Squirrel monkeys from an Food and Drug Administration nicotine study are headed to a long-term sanctuary after officials concluded that the experiment, which resulted in four deaths, did not meet the agency's animal-welfare standards and shut it down.

Twenty monkeys that were involved in the study, plus six that were not, will be moved to the sanctuary, the FDA said Friday. It did not detail where the monkeys will go or when, although officials said the transition process could be lengthy.

The agency has hired independent investigators to assess its overall animal program and created an “Animal Welfare Council” to provide centralized oversight of animal-research activities and facilities, Commissioner Scott Gottlieb said in a statement.

Officials suspended the controversial squirrel-monkey study last September after renowned British primatologist Jane Goodall called the research “cruel and unnecessary” and “shameful” in a letter to Gottlieb. A  team of veterinarians and other FDA experts visited the agency's National Center for Toxicological Research in Jefferson, Ark., where the study was underway, to check on the animals' welfare and review documents related to the experiment.

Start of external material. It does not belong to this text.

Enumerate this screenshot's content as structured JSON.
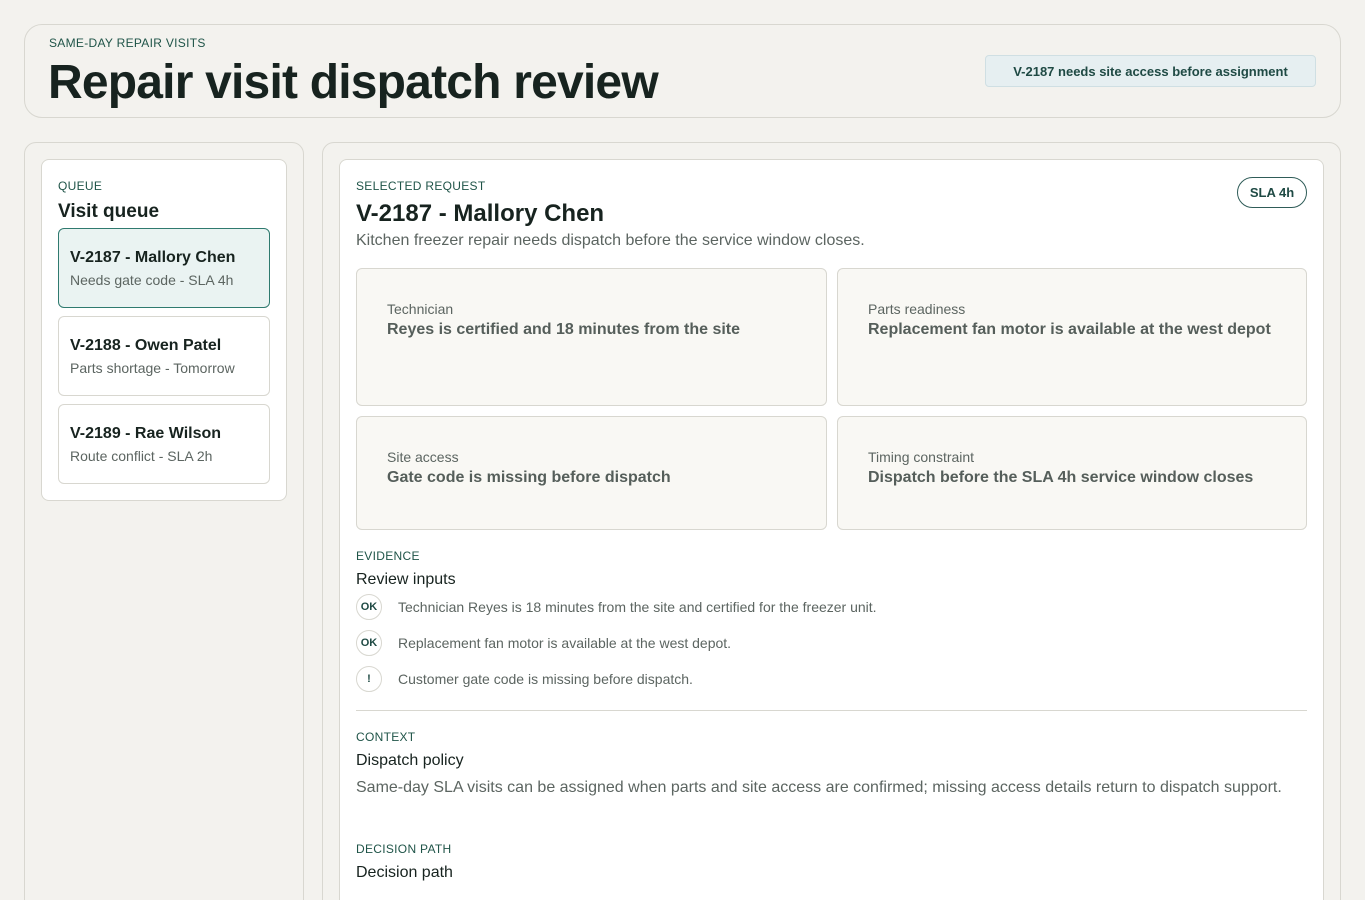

The officials found a lack of adequate oversight and “repeated” deficiencies by the contractor taking care of the animals, the FDA said Friday. It also released documents related to the review. Three of the monkey deaths were related to complications from anesthesia administered when catheters were inserted, and “one was related to bloat, the cause of which is often unclear,” the agency said.

The study, which began in 2014, tested how different doses of nicotine affect addiction, especially in adolescents. Adolescent and adult squirrel monkeys were trained to press a lever to give themselves infusions of nicotine. Once the animals were addicted, scientists could see how they reacted to decreasing levels of the drug.

Goodall was enlisted in the fight by the White Coat Waste Project, an advocacy group that says its goal is to publicize and end taxpayer-funded animal experiments. A year ago, the organization obtained 64 pages of documents on the FDA's nicotine-addiction research under the Freedom of Information Act.

Gottlieb said Friday that the FDA is working to accelerate the adoption of various modeling and technology tools to reduce the need for animal testing. But some experiments still require research with primates, he added, including those involving the development of  childhood vaccines.

Anthony Bellotti, White Coat Waste Project’s president and founder, praised the FDA's move and said the group will  “continue to push for more transparency about wasteful spending on taxpayer-funded animal experiments.”